View of St. Louis from Illinois, with Big Mound in the background (right)

Long before French or Spanish claims of founding the area, Native Americans formed St. Louis as the center of the largest civilization north of Mexico. This stretch of the Mississippi River has long been landmarked as a place to call home, long before "Louisiana was purchased".

No one knows what happened to the Mississippian culture, also known as "Cahokians," that once called St. Louis and nearby Collinsville home around 1000 AD, but by the time our settlers got here the only thing left were their giant man-made mounds. These giant formations of dirt were believed to have been used for burials, prestige, and religious ceremonies.

(Comicly, the mounds have also been attributed to a "race of pygmy mound builders", the Ten Lost Tribes of Israel, the Welsch, the Toltecs, Hindus and Vikings.)

 

In Forest Park alone, 16 mounds were destroyed in preparation for the 1904 World's Fair.

 

At one point in 1819, Army engineers waiting for their steamboat, "The Western Engineer", to be repaired counted "27 mounds, of various forms and magnitudes, arranged nearly in a line from north to south" from Biddle Street north to Mound and east of Broadway, north of today’s Laclede’s Landing.

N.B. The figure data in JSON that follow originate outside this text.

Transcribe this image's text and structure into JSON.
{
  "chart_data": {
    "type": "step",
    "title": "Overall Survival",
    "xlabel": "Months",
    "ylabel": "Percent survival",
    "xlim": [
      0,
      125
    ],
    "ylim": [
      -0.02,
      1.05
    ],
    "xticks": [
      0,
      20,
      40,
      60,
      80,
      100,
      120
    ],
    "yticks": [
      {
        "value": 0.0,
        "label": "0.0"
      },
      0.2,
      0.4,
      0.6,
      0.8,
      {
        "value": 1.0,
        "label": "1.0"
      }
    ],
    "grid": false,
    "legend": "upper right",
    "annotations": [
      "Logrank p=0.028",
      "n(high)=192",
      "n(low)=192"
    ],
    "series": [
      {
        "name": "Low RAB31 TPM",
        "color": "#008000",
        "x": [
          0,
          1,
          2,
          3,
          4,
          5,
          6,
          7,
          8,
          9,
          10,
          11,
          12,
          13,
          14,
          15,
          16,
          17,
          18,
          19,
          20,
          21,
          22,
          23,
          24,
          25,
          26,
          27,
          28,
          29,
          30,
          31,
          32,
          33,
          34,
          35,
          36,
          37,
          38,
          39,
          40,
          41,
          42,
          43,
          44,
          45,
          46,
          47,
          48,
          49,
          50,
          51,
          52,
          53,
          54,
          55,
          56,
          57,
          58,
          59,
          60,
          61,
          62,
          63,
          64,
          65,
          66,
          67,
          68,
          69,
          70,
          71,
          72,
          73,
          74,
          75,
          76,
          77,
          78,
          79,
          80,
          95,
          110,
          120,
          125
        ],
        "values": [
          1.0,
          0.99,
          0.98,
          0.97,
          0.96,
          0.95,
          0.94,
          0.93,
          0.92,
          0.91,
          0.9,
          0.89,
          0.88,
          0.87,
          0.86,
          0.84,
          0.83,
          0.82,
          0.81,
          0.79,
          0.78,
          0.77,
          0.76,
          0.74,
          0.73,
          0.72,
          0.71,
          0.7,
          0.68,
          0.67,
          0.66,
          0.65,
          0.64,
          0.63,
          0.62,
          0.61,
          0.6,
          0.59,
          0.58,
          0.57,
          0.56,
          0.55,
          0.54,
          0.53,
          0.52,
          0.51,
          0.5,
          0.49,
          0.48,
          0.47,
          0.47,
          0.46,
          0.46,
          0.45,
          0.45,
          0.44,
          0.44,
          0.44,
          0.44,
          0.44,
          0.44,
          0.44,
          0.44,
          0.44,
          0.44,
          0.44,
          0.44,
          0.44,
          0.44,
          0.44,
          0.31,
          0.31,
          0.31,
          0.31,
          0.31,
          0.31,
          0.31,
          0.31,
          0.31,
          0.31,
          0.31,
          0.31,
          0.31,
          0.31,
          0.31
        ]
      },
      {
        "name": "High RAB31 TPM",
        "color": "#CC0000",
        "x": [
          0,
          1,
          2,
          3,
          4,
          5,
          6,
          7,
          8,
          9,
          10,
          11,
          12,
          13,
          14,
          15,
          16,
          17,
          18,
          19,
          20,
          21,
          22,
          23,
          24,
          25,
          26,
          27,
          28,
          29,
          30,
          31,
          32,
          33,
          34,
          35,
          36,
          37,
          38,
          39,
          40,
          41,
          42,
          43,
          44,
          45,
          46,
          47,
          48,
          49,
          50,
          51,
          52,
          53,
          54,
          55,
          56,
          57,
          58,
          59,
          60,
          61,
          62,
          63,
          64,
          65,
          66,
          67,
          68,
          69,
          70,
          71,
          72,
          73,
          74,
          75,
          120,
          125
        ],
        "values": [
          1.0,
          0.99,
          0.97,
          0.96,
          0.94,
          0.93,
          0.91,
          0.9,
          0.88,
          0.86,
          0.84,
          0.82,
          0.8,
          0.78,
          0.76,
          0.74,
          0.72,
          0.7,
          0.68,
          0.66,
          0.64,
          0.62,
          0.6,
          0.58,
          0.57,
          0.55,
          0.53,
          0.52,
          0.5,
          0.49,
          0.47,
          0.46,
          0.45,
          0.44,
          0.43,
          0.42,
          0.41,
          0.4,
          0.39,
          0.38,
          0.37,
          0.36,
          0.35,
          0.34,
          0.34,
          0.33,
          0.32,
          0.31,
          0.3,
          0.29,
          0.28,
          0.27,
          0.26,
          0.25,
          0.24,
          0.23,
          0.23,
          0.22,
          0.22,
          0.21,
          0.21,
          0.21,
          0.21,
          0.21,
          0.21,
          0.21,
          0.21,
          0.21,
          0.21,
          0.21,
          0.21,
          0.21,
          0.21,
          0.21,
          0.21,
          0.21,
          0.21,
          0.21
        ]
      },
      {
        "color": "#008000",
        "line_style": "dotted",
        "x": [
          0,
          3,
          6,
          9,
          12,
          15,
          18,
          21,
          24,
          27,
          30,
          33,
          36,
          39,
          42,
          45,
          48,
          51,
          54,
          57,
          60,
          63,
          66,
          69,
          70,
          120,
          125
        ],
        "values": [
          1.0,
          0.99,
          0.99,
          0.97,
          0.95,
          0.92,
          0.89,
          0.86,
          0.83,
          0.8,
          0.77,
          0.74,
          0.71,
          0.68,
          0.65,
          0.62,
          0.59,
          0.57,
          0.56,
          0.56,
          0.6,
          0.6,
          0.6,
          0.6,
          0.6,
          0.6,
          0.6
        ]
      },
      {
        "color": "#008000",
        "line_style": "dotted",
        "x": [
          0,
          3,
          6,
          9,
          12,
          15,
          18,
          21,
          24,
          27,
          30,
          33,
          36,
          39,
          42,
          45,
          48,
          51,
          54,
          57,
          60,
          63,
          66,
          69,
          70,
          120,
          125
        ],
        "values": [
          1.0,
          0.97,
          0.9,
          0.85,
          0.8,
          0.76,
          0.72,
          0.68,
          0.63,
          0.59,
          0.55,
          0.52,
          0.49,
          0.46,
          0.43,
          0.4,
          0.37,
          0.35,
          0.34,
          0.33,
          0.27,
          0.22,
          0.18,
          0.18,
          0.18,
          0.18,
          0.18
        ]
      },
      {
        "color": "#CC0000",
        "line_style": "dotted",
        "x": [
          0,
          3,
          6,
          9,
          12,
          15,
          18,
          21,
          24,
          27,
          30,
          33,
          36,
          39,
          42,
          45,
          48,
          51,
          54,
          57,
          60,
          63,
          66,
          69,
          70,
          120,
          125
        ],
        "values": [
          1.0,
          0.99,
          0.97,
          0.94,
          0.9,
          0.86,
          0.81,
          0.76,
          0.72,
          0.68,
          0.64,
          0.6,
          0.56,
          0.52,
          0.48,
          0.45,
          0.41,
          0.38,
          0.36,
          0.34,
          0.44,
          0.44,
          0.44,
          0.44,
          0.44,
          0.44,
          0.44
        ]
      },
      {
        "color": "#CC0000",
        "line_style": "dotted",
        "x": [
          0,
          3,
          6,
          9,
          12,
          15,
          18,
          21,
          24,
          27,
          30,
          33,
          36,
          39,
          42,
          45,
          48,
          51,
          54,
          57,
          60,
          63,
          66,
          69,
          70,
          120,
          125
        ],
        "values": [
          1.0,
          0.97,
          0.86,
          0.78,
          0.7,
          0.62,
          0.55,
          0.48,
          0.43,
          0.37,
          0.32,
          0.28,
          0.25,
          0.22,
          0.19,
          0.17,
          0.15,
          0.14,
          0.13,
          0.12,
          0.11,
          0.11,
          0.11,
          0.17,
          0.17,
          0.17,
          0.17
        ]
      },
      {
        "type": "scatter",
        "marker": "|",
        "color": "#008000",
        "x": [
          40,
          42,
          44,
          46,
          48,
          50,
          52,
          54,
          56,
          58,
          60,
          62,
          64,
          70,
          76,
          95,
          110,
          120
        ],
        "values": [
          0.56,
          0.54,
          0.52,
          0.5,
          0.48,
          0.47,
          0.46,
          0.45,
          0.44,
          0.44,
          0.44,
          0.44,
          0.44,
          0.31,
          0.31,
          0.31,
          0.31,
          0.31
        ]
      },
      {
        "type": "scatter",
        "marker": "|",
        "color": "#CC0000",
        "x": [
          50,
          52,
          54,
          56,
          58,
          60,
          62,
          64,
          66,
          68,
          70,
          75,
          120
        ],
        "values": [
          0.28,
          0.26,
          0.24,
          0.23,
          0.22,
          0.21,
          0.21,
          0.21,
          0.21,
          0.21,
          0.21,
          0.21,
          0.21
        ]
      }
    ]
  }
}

In the early 1800s most prominent members of St. Louis built their homes on or amongst the mounds. Later teens would use the mounds to dig caves for smoking and skipping school. But somehow, in 1868, city leadership got the idea to dismantle them, their stories and the heritage in them.

 

One of the most distinctive, at Ashley and Biddle streets, was known as Falling Garden because of its three-wide step terraces facing the river.

A mound once situated on the grounds of the Christian Brothers College in north city (now Sherman Park) was destroyed, as was another located at Jefferson and Olive streets.

 

Big Mound, about the size of a football field, and 34 feet high was the largest and northernmost of the 25 mounds downtown.